Kutsal savaşın iki büyük yıldızı gibiydi yüreklerimiz, diriliş tarihini ısrarla vurgularcasına. Arınmış yörüngede anıtsal çizgiler ve sahnede kazanılan ölümsüzlük... Sığınağımızda bitkilerini okşamıştık mahşer gününün. Bütün düş gazetelerini de okumuştuk. Tutkularının dansında tapınaklardan gülümseyip şiirler yazmamı beklerdin. Yazamazdım. Dokunamazdım gölgelerine. Ağırlığına dayanamazdım. Kolay mı, hangi kalem, hangi dize yansıtabilirdi, hangi mevsim çözmeyi başarabilirdi ruhundaki sıcaklığı? Bembeyaz, parlak pencerelerin vardı.Yeryüzü meleği değildin sen. İçimde susmayan fırtına, gecelerimde son çağ felsefesi, dudaklarımda gizlenen gökkuşağı. İşte varlığının üç maddelik tanımı...
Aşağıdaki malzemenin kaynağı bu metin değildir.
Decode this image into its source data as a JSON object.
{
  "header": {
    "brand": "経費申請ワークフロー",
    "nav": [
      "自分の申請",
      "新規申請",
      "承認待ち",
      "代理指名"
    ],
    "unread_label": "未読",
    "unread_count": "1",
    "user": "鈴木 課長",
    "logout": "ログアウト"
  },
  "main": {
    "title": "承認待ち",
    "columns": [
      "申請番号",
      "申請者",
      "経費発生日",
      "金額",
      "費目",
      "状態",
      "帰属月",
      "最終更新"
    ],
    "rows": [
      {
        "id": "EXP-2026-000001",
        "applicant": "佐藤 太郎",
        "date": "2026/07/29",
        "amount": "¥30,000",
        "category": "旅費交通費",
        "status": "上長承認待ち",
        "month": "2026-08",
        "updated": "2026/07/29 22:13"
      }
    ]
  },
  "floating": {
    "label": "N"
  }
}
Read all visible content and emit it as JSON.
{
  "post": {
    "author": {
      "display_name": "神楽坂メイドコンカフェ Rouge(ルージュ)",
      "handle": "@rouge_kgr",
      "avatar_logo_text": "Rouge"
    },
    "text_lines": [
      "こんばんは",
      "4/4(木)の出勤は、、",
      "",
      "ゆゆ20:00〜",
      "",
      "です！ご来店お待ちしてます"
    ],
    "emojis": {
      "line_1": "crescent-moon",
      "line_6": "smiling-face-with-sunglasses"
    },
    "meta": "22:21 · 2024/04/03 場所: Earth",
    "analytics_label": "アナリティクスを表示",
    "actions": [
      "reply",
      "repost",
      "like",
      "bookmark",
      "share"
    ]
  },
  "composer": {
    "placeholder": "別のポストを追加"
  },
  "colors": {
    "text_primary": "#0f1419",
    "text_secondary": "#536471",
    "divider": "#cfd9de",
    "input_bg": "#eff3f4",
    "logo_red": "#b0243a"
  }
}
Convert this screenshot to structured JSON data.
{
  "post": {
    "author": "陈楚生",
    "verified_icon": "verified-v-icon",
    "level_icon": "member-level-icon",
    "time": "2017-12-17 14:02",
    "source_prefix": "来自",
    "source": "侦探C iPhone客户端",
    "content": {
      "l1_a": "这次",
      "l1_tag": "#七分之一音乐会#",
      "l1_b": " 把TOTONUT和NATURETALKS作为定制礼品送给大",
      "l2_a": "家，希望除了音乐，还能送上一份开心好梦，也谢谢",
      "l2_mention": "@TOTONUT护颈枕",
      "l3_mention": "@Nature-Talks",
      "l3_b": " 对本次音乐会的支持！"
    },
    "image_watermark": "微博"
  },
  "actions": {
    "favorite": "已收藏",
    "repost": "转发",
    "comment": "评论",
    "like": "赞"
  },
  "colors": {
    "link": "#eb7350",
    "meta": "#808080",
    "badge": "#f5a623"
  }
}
Seni seviyorum; bugün, yarın, bin yıl sonra ve her şeyin sonundan sonra. Geçmişte tohum, gelecekte aydınlık. Şu an sadece hafif bir müzik ve alevlerin ortasında şarap yağmuru.
Bir dolap gıcırdıyor uzaklarda durmadan
Eşya fışkırmış gibi tılsımlı bir uykudan,
Sarmaşıklar ve böcek sesleri sarmış evi.